Mitch listened to Kenzie while he observed the changes in the gemstone at Kenzie’s throat. The emerald emitted a creeping glow that reached out to grab her and Harold both. It pulsed with the regularity of a heartbeat. She was in the danger zone. Did Harold see it? He glanced upward, past the despair on Kenzie’s face, to the guilt written on Harold’s.
Mitch answered for the wizard. “No, he didn’t, he couldn’t have. If she had lost a battle, I don’t think she could have made you that.” Kenzie swung her head around. Before she could reply, he spoke again. “Your mother lost control of energy, but somewhere along the way, she managed to make that new amulet. If she had it with her, she wouldn’t have overloaded. It had to have been made afterward,” he finished emphatically.
Growing awareness showed in her eyes and the protective penumbra crept back to the emerald. “She touched the universe,” she murmured distantly.
Harold, near weeping, shook his head. His voice was a bare whisper but wore a lifetime of guilt. “We stood with her, against the Family. She was in the right to leave with Eddie.”
Mitch ignored him and directed a question as sharp as a lance at Kenzie. “What do you mean she touched the universe?”
Kenzie’s chin came up defiantly. “That’s what it feels like. Str
etched thin everywhere as though I’d become the whole universe, and it became me.”
Nervous energy forced Mitch to his feet. Kenzie searched his face as if doubting he’d believe her. He gave a sharp nod, but didn’t speak. The weirdness in his head that built patterns was at work. He put up a hand and paced away, toward the wall from which Kenzie had appeared. Reaching it, he pulled a U-turn. Three faces were turned his way.
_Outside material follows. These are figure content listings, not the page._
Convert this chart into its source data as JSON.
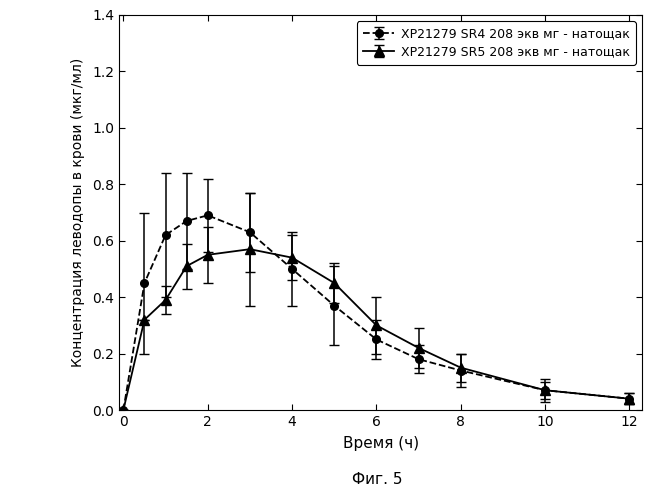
{
  "sr4_x": [
    0,
    0.5,
    1,
    1.5,
    2,
    3,
    4,
    5,
    6,
    7,
    8,
    10,
    12
  ],
  "sr4_y": [
    0.0,
    0.45,
    0.62,
    0.67,
    0.69,
    0.63,
    0.5,
    0.37,
    0.25,
    0.18,
    0.14,
    0.07,
    0.04
  ],
  "sr4_yerr": [
    0.0,
    0.25,
    0.22,
    0.17,
    0.13,
    0.14,
    0.13,
    0.14,
    0.07,
    0.05,
    0.06,
    0.04,
    0.02
  ],
  "sr5_x": [
    0,
    0.5,
    1,
    1.5,
    2,
    3,
    4,
    5,
    6,
    7,
    8,
    10,
    12
  ],
  "sr5_y": [
    0.0,
    0.32,
    0.39,
    0.51,
    0.55,
    0.57,
    0.54,
    0.45,
    0.3,
    0.22,
    0.15,
    0.07,
    0.04
  ],
  "sr5_yerr": [
    0.0,
    0.0,
    0.05,
    0.08,
    0.1,
    0.2,
    0.08,
    0.07,
    0.1,
    0.07,
    0.05,
    0.03,
    0.02
  ],
  "xlabel": "Время (ч)",
  "ylabel": "Концентрация леводопы в крови (мкг/мл)",
  "caption": "Фиг. 5",
  "legend_sr4": "XP21279 SR4 208 экв мг - натощак",
  "legend_sr5": "XP21279 SR5 208 экв мг - натощак",
  "ylim": [
    0,
    1.4
  ],
  "xlim": [
    -0.1,
    12.3
  ],
  "yticks": [
    0.0,
    0.2,
    0.4,
    0.6,
    0.8,
    1.0,
    1.2,
    1.4
  ],
  "xticks": [
    0,
    2,
    4,
    6,
    8,
    10,
    12
  ],
  "background_color": "#ffffff",
  "line_color": "#000000"
}
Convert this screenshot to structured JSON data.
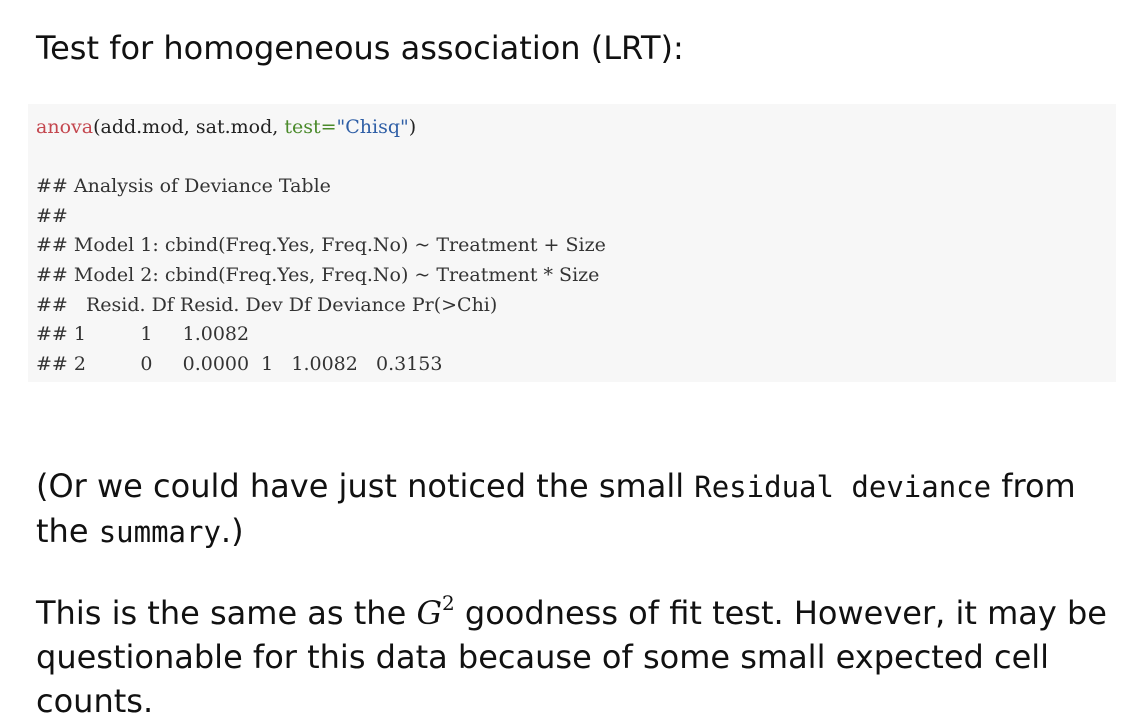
{
  "heading": "Test for homogeneous association (LRT):",
  "code": {
    "fn": "anova",
    "open": "(add.mod, sat.mod, ",
    "arg": "test=",
    "str": "\"Chisq\"",
    "close": ")"
  },
  "output": [
    "## Analysis of Deviance Table",
    "##",
    "## Model 1: cbind(Freq.Yes, Freq.No) ~ Treatment + Size",
    "## Model 2: cbind(Freq.Yes, Freq.No) ~ Treatment * Size",
    "##   Resid. Df Resid. Dev Df Deviance Pr(>Chi)",
    "## 1         1     1.0082",
    "## 2         0     0.0000  1   1.0082   0.3153"
  ],
  "para1": {
    "before": "(Or we could have just noticed the small ",
    "code1": "Residual deviance",
    "middle": " from the ",
    "code2": "summary",
    "after": ".)"
  },
  "para2": {
    "before": "This is the same as the ",
    "math_base": "G",
    "math_sup": "2",
    "after": " goodness of fit test. However, it may be questionable for this data because of some small expected cell counts."
  }
}
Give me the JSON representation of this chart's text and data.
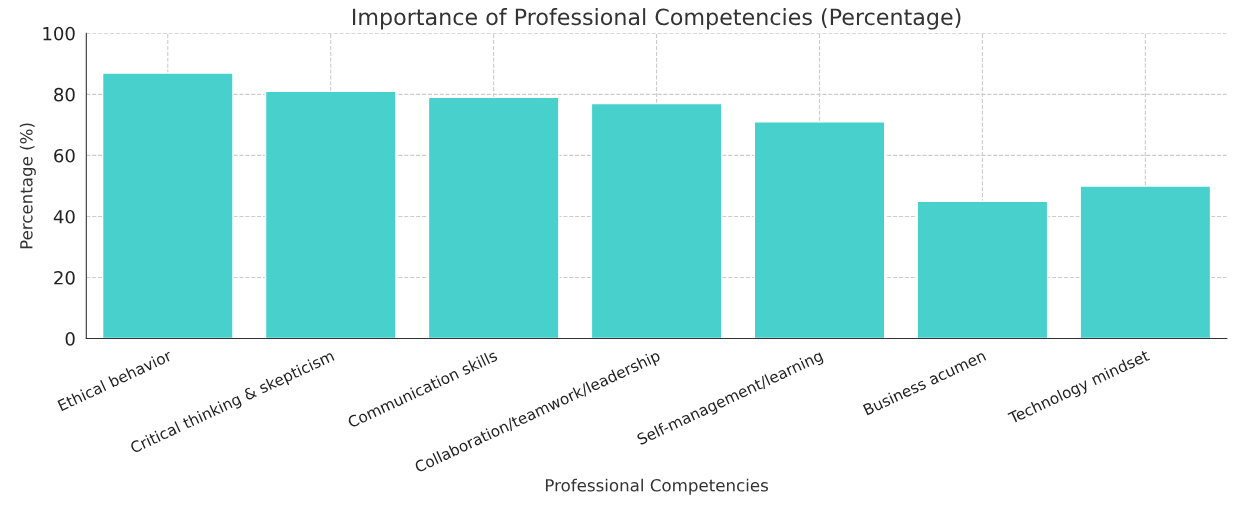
{
  "chart_data": {
    "type": "bar",
    "title": "Importance of Professional Competencies (Percentage)",
    "xlabel": "Professional Competencies",
    "ylabel": "Percentage (%)",
    "categories": [
      "Ethical behavior",
      "Critical thinking & skepticism",
      "Communication skills",
      "Collaboration/teamwork/leadership",
      "Self-management/learning",
      "Business acumen",
      "Technology mindset"
    ],
    "values": [
      87,
      81,
      79,
      77,
      71,
      45,
      50
    ],
    "color": "#48d1cc",
    "ylim": [
      0,
      100
    ],
    "yticks": [
      0,
      20,
      40,
      60,
      80,
      100
    ],
    "grid": true
  }
}
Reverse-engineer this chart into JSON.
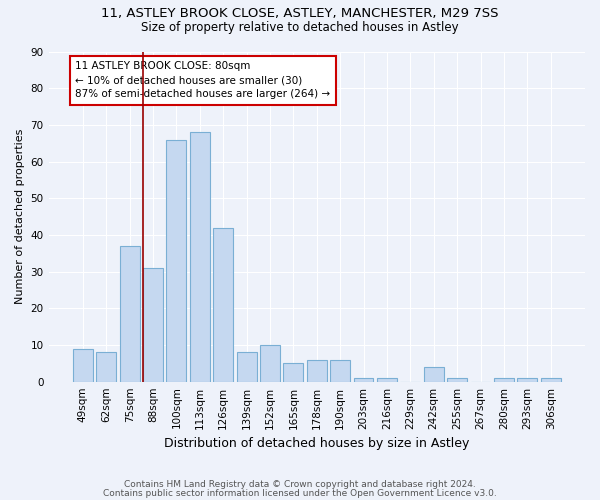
{
  "title1": "11, ASTLEY BROOK CLOSE, ASTLEY, MANCHESTER, M29 7SS",
  "title2": "Size of property relative to detached houses in Astley",
  "xlabel": "Distribution of detached houses by size in Astley",
  "ylabel": "Number of detached properties",
  "categories": [
    "49sqm",
    "62sqm",
    "75sqm",
    "88sqm",
    "100sqm",
    "113sqm",
    "126sqm",
    "139sqm",
    "152sqm",
    "165sqm",
    "178sqm",
    "190sqm",
    "203sqm",
    "216sqm",
    "229sqm",
    "242sqm",
    "255sqm",
    "267sqm",
    "280sqm",
    "293sqm",
    "306sqm"
  ],
  "values": [
    9,
    8,
    37,
    31,
    66,
    68,
    42,
    8,
    10,
    5,
    6,
    6,
    1,
    1,
    0,
    4,
    1,
    0,
    1,
    1,
    1
  ],
  "bar_color": "#c5d8f0",
  "bar_edge_color": "#7aafd4",
  "vline_color": "#990000",
  "annotation_text": "11 ASTLEY BROOK CLOSE: 80sqm\n← 10% of detached houses are smaller (30)\n87% of semi-detached houses are larger (264) →",
  "annotation_box_color": "#ffffff",
  "annotation_box_edge": "#cc0000",
  "ylim": [
    0,
    90
  ],
  "yticks": [
    0,
    10,
    20,
    30,
    40,
    50,
    60,
    70,
    80,
    90
  ],
  "footer1": "Contains HM Land Registry data © Crown copyright and database right 2024.",
  "footer2": "Contains public sector information licensed under the Open Government Licence v3.0.",
  "background_color": "#eef2fa",
  "grid_color": "#ffffff",
  "title1_fontsize": 9.5,
  "title2_fontsize": 8.5,
  "xlabel_fontsize": 9,
  "ylabel_fontsize": 8,
  "tick_fontsize": 7.5,
  "footer_fontsize": 6.5,
  "vline_x_index": 2.5
}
Mercury stood with a pizza box in his hands and his silent query in a raised eyebrow. Harold blinked at the suddenness of Mitch’s actions.
“What is it?” asked Kenzie. A ravenous expression crossed her features and she twisted in her seat. “That smells incredible.”
Stomach grumbling in agreement, Mitch kept pacing side to side while Mercury put the food down and extracted a slice, placing it on a paper plate and handing it to Kenzie. He took out another and gestured to Mitch.
“No, thanks, not yet.” If he ate, he’d lose everything rattling in his head. He was close, so close he could almost touch it. Mitch halted his pacing. “You said you were touching the whole universe?”
Her mouth full of cheesy pizza, she nodded. She seemed so tiny in the green robe, a little girl playing dress-up. Mitch tore his eyes away from the distraction.
He lashed out his next question to Harold. “Did Eddie’s equations include a control mechanism for magic?”
Startled, Harold shook his head. “No, just the way that the energy could exist and influence the physical dimensions that we can observe. He died before he could go much further than that. For obvious reasons, we haven’t encouraged research into the subject, and none of us, the wizards, I mean, have the requisite genius to proceed in the investigation.” His eyes narrowed and an eager glint sparked from his face. “Why?”
“You’re going to think I’m nuts.”
Mercury chuckled grimly. “Join the club. Spill it, boyo.”
Mitch hesitated. “Radio sets.”
Mercury looked blank, but Harold lit up. “The crystals.”